Et tout cela commence par la lutte contre l’indifférence : ce sentiment d’impuissance aussi bien à l’échelle du citoyen qu’à l’échelle de la classe politique, irrigue l’ensemble des catégories sociales, conditionne la psyché collective, gagne les rangs de la jeunesse, les rangs des syndicats, les rangs de toutes les forces vives qui devraient, au contraire, rappeler toutes les vérités, les plus naïves comme les plus fondamentales. Un sentiment de "trop tard" et de "trop dur" pourtant infondé nous étreint et nous fait accepter le naufrage lent et incertain de nos idéaux, jusqu’à un oubli nonchalant, une acceptation de l’inacceptable, une banalisation de certaines paroles et de certains actes, une perte d’importance progressive, une désinvolture.
Sans aucunement jeter l’opprobre sur ceux qui nous dirigent et qui occupent tout l’espace politico-médiatique, en les accusant, à tort, nous en sommes certains, de ne pas vouloir œuvrer dans le sens de l’intérêt général, il faut, au contraire, chercher l’origine de leur mollesse d’actions et d’idées dans leur absence, sinon dans leur peur, d’assumer réellement les missions qui leur incombent. Une des réponses aurait pu être la jeunesse… Las, certains constatent avec tristesse qu’elle a perdu sa vocation historique contestataire, si tant est qu’elle ne l’ait jamais eue, sa capacité à renverser les paradigmes sociaux, cette folie et cette grâce qui font pourtant son charme et sa force, qu’elle a laissé s’abimer son indignation fraiche et spontanée pourtant si cruciale pour l’équilibre d’un peuple.

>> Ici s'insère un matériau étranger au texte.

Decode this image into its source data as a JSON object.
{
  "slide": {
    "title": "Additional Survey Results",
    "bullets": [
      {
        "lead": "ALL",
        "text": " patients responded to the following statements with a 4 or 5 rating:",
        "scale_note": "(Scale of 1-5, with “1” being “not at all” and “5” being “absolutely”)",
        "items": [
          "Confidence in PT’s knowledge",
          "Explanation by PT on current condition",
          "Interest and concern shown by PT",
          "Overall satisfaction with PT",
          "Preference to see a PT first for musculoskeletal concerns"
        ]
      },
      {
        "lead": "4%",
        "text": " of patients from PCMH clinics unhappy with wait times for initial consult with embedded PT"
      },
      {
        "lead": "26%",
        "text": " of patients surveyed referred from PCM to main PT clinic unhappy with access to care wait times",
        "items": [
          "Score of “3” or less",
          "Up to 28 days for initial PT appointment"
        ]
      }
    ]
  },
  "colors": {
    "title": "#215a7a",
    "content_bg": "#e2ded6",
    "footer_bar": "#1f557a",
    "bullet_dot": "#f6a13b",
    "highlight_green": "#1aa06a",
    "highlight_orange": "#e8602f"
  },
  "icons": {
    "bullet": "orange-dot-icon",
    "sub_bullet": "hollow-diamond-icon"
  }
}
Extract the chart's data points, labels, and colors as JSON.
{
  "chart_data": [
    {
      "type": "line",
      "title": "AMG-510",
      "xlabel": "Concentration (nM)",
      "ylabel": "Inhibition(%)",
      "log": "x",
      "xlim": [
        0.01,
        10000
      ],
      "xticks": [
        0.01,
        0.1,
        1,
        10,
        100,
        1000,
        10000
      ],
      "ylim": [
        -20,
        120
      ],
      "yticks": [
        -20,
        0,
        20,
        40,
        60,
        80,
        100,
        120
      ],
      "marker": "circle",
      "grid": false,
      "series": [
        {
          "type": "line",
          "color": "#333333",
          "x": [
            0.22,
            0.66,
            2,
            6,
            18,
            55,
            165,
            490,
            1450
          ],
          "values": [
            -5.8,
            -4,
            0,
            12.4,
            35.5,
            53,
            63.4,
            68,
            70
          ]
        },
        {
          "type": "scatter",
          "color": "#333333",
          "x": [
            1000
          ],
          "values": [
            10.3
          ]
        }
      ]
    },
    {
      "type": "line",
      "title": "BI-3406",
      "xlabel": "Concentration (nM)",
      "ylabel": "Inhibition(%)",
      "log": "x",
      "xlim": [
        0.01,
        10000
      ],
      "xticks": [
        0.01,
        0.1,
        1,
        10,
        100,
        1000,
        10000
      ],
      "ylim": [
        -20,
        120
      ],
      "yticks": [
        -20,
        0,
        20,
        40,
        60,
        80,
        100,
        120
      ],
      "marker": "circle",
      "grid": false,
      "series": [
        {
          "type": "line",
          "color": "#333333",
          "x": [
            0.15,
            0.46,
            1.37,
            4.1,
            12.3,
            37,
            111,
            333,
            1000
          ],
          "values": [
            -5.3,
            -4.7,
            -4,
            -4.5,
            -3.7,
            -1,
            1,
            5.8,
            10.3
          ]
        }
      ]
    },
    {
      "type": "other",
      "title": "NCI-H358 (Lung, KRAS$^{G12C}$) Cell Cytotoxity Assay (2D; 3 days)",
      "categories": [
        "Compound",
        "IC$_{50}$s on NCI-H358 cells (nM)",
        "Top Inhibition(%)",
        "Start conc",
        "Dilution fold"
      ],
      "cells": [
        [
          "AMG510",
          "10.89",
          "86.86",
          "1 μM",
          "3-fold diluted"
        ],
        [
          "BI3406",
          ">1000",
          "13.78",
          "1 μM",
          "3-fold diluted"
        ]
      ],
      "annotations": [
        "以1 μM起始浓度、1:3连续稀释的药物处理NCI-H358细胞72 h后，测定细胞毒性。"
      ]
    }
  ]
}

Aller jusqu’à penser qu’elle a perdu sa force serait, à notre sens, grande négligence. D’abord car il existe – et nous sommes certains qu’il existera toujours – une fraction d’irréductibles, prête à tout pour faire valoir des droits, des valeurs dont elle s’est candidement mais fermement emparée : si elle ne se manifeste pas, c’est que la puissance de l’autre partie de la jeunesse l’ensommeille. Ainsi, pour qu’elle se mette en ébullition, nous voulons croire qu’il faut l’intéresser, lui parler franchement et lui donner l’élan initial nécessaire pour que, de manière inertielle, elle poursuive son chemin, non pas persuadée par telle ou telle autre idée, mais convaincue qu’il faut qu’elle s’en forge une, personnelle. En tous les cas, ce n’est pas en lui murmurant poussivement des propos abscons, en lesquels même les spécialistes ont parfois du mal à discerner le véritable projet du propos mensonger, qu’on en motivera le réveil. Mais qui sait ? La honte héninoise sera peut-être ce détonateur.
Car aujourd’hui, nous sommes conscients de la force de notre âge, de cette liberté de n’appartenir à aucun système, de n’être lié par aucun accord à quelques institutions, d’être dénué d’intérêts et de contraintes. Nous sommes conscients que c’est à nous de crier à l’urgence le plus fort quand la société brule, de proclamer des vérités bafouées et oubliées, d’appeler à la rescousse, d’être fermes et inflexibles, et que c’est à nous d’exiger. Comment d’ailleurs se taire encore ?
Las, on nous dit le politique inféodé aux grands acteurs de l’économie de marché…ennemi invisible, aux contours flous, qui est comme un point de non-retour dans le débat d’idées. Mais il ne tient à qu’à nous, garants suprêmes du vivre-ensemble, de renverser ce rapport faussé de pouvoir et, non pas en invoquant un compromis qui n’a pas lieu d’être mais bien sur les fondements de notre légitimité démocratique, de trouver les voies et moyens pour établir une relation saine mais forte entre nous tous. Ainsi, la crise économique qui perdure depuis 2008 et derrière laquelle le gouvernement actuel se cache pour ralentir à l’extrême le mouvement des réformes structurelles pourtant nécessaires qu’il souhaitait engager, ne saurait être un argument assez solide pour justifier toutes les reculades auxquelles on assiste depuis vingt mois. Témoin d’une économie malade du fait de l’architecture même de son système, cette crise devrait au contraire être l’occasion d’aller puiser dans le stock infini de l’inventivité humaine les réponses nouvelles que pourrait apporter la France dans le monde contemporain.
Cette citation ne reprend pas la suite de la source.